The buyers have agreed to be bound by a lock-up arrangement pursuant to which they will not sell the shares they have just purchased until at least December 11, 2017. Due to agreements being in place, Bayer will retain the economic exposure to the price of these shares until at least the same date, according to Bayer.
In addition, Bayer and Covestro have signed a control termination agreement, as part of which Bayer has undertaken to not exercise certain voting rights at the Covestro Annual Stockholders’ Meeting. This ensures that Covestro will no longer need to be fully consolidated in Bayer’s consolidated financial statements.
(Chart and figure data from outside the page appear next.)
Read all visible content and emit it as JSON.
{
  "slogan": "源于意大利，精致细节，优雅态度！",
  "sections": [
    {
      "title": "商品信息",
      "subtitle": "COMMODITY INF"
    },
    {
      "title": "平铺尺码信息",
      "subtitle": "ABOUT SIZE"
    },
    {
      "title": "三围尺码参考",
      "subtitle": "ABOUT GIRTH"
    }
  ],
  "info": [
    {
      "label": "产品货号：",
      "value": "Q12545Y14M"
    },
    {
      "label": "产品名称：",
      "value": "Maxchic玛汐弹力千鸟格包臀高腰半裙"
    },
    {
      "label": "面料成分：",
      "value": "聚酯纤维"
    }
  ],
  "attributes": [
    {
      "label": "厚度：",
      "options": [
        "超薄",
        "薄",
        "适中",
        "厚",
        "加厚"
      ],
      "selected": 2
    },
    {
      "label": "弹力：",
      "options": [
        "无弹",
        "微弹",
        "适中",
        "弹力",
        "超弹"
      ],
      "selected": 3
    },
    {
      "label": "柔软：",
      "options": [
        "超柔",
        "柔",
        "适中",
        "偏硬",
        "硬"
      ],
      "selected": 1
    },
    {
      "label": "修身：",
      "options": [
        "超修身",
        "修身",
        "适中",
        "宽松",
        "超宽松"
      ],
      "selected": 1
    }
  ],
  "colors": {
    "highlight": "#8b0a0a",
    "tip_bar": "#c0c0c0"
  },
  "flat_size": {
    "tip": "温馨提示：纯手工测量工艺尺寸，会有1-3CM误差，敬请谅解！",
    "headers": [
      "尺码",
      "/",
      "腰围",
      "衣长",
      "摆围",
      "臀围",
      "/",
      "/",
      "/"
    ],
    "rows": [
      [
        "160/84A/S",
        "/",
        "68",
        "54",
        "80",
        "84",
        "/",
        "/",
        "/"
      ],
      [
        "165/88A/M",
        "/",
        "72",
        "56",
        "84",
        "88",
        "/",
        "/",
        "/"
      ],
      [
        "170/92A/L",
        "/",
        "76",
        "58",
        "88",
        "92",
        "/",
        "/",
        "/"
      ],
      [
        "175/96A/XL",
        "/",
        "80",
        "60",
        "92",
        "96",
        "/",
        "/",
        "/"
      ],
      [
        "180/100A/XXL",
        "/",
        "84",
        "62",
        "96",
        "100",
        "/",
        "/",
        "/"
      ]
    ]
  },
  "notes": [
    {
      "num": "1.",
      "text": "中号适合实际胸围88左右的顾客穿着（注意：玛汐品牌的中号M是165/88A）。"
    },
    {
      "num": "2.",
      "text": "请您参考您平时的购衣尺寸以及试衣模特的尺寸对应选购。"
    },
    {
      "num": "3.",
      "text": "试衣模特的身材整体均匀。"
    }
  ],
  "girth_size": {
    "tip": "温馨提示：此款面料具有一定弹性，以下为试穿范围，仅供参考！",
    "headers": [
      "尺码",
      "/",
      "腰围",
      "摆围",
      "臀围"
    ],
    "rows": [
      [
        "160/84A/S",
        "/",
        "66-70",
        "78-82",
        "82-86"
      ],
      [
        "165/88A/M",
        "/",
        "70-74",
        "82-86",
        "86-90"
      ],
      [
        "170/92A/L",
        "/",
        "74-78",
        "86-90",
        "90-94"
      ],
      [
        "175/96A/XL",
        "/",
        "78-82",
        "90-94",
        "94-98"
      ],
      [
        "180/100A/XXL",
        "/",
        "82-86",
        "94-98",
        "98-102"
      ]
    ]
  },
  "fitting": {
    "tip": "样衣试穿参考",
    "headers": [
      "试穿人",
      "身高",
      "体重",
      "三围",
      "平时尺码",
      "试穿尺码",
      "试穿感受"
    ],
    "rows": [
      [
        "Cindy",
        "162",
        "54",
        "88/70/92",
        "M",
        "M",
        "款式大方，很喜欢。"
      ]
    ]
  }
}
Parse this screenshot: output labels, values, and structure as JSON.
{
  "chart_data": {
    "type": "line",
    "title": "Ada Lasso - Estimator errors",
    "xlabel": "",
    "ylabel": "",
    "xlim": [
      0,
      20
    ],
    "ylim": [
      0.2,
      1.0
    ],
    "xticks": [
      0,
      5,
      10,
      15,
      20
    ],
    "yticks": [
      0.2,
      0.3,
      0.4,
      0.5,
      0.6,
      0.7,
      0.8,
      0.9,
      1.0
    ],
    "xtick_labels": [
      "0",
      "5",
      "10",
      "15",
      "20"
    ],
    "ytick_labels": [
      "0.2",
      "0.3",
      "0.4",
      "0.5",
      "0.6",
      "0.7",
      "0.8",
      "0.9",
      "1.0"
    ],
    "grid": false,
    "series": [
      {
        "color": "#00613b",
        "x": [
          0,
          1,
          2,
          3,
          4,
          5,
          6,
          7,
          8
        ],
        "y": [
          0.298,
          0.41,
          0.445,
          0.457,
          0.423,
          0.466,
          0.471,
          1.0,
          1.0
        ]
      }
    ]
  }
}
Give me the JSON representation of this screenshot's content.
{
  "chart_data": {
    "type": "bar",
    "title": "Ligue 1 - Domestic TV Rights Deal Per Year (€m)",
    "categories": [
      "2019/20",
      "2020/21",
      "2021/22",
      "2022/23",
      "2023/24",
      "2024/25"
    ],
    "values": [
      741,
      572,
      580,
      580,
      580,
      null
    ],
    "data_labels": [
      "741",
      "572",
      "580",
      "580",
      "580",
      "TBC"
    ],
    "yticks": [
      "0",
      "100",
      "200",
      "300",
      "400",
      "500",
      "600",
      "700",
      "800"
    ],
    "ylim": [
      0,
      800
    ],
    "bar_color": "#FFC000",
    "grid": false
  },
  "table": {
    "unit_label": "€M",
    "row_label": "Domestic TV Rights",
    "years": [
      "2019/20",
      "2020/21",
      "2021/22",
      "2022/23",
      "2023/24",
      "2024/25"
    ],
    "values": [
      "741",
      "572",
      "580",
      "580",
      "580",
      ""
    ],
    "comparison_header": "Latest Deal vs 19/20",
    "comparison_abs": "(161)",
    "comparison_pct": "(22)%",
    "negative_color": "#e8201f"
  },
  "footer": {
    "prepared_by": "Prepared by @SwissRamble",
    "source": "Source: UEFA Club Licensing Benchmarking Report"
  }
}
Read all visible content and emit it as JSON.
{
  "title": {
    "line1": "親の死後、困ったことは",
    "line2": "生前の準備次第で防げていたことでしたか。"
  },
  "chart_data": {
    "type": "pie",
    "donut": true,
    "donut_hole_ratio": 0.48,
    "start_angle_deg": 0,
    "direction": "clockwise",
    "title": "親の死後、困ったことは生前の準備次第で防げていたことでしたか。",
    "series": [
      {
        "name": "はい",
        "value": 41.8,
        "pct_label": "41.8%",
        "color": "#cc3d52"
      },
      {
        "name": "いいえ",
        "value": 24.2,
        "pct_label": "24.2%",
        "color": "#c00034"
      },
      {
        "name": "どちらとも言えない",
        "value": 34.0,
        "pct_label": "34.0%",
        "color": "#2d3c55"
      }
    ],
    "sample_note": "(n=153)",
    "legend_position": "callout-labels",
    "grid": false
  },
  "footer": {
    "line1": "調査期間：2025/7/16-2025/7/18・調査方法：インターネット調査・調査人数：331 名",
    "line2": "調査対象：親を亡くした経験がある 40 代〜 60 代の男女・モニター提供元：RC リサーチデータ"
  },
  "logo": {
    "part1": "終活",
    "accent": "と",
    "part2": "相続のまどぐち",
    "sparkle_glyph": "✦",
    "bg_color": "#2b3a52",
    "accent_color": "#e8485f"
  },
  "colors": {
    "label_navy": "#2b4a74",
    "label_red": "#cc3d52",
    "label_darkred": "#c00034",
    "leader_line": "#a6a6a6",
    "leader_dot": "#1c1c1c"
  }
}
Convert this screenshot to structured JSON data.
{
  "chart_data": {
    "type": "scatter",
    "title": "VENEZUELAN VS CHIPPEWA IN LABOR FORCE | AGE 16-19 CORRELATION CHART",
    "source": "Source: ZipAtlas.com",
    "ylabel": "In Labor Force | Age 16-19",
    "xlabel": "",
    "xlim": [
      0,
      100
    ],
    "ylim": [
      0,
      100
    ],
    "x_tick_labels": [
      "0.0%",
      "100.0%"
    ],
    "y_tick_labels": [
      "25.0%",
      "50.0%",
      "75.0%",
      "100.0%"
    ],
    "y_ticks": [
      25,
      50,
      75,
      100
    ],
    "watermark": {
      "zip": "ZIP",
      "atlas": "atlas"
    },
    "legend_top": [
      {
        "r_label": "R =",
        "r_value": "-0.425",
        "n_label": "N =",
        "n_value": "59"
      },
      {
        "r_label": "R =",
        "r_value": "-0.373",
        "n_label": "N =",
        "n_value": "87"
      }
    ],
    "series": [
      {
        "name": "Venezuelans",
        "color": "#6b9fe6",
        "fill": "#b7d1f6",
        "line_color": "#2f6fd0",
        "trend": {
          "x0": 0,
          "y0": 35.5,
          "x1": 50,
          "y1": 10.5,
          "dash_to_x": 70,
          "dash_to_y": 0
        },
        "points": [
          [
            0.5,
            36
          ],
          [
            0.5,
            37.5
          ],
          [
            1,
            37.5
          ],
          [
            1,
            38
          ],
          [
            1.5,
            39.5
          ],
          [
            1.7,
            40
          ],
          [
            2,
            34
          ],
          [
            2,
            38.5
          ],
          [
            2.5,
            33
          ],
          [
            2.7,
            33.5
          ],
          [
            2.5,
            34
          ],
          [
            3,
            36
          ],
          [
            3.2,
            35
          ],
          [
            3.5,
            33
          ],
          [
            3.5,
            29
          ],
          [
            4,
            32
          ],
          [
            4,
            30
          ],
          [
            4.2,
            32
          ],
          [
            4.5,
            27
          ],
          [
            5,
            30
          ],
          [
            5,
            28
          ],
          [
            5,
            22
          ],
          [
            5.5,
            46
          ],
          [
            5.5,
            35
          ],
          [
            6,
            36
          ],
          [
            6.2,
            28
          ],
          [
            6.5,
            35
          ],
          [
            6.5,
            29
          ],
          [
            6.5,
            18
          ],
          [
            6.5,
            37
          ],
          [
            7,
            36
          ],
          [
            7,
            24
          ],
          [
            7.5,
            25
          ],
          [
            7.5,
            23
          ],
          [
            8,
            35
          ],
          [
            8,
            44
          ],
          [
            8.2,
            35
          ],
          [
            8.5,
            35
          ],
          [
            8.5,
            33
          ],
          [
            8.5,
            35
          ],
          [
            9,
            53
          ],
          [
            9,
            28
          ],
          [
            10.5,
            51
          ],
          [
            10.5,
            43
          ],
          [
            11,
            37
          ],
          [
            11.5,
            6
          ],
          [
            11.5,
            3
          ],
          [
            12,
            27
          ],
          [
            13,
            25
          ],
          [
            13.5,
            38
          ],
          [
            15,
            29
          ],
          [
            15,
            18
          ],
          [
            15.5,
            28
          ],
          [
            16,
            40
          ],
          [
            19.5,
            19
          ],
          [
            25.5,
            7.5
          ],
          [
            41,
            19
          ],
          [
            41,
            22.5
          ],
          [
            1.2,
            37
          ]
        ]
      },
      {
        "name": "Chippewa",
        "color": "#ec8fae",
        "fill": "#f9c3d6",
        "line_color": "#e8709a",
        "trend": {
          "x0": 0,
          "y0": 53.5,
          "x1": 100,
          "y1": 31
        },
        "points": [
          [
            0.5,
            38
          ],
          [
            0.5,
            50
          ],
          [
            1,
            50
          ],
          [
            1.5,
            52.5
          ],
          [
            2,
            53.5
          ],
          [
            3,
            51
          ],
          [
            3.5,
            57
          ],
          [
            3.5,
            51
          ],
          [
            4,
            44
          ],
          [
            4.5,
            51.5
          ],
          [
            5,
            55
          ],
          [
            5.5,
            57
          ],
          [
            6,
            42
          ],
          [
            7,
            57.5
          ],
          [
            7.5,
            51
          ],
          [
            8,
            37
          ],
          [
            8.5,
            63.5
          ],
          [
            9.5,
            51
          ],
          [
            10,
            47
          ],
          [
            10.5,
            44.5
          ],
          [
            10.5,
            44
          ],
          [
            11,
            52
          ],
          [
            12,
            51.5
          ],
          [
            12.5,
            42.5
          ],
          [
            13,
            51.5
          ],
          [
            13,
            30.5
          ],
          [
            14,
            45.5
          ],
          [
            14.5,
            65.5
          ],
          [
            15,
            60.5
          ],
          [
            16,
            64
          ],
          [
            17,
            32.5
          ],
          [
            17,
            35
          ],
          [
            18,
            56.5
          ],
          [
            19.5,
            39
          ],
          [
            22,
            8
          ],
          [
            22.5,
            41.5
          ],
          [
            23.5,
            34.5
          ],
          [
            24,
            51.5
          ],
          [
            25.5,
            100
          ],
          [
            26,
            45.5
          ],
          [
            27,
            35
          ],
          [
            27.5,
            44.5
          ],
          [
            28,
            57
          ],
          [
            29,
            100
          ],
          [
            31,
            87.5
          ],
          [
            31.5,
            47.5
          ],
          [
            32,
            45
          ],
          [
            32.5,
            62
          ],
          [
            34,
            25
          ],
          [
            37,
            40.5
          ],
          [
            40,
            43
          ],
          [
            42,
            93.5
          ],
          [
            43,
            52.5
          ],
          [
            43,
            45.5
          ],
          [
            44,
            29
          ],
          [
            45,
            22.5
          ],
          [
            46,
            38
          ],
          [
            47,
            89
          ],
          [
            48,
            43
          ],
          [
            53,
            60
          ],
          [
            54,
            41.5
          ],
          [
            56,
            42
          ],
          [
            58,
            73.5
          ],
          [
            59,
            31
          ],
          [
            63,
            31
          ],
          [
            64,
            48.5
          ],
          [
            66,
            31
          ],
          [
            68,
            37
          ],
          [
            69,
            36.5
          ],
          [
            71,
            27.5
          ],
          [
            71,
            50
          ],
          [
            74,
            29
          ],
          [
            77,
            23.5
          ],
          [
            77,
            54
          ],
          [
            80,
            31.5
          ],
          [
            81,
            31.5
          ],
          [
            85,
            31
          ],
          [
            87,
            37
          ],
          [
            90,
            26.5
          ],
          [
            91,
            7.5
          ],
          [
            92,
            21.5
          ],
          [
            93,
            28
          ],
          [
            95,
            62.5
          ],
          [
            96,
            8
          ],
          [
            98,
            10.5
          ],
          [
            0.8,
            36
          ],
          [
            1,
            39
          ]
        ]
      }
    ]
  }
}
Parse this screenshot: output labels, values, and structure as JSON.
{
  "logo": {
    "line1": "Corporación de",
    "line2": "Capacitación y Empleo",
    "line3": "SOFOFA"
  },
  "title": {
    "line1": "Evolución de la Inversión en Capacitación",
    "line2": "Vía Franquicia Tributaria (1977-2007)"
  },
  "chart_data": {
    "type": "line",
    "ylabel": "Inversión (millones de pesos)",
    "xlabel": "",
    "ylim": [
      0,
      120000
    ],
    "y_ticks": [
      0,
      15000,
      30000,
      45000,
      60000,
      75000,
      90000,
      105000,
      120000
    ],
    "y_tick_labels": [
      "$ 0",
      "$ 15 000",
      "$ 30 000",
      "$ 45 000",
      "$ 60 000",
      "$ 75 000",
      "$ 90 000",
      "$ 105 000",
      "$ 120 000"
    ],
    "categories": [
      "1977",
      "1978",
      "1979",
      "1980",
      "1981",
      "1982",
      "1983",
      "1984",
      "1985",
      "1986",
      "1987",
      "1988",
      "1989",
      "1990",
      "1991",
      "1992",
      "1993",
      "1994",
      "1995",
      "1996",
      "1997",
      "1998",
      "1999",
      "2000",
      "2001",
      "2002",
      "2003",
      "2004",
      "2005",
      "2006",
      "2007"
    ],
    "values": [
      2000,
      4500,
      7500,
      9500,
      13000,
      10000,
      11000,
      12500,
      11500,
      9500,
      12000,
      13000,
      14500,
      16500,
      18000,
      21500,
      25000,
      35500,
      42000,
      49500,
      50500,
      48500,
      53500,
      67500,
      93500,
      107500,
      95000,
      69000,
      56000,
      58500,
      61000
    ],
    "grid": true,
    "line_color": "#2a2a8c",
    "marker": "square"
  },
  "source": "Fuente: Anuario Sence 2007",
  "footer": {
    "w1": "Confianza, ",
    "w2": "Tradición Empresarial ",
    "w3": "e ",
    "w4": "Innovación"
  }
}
Covestro will be reported as a discontinued operation in Bayer’s financial reporting for the third quarter of 2017. For continuing operations, Bayer’s key data, such as sales, EBITDA before special items, EBIT and core earnings per share, will be adjusted retrospectively to exclude Covestro’s contributions. In addition, all assets and liabilities allocated to Covestro will not feature in Bayer’s statement of financial position as of September 30. The remaining Covestro interest will be carried at the current market value, and, from October 1, 2017, will be accounted for using the equity method.
Bayer will revise its Group outlook for fiscal 2017 to reflect these changes and will publish it on October 26, 2017, as part of its third quarter reporting.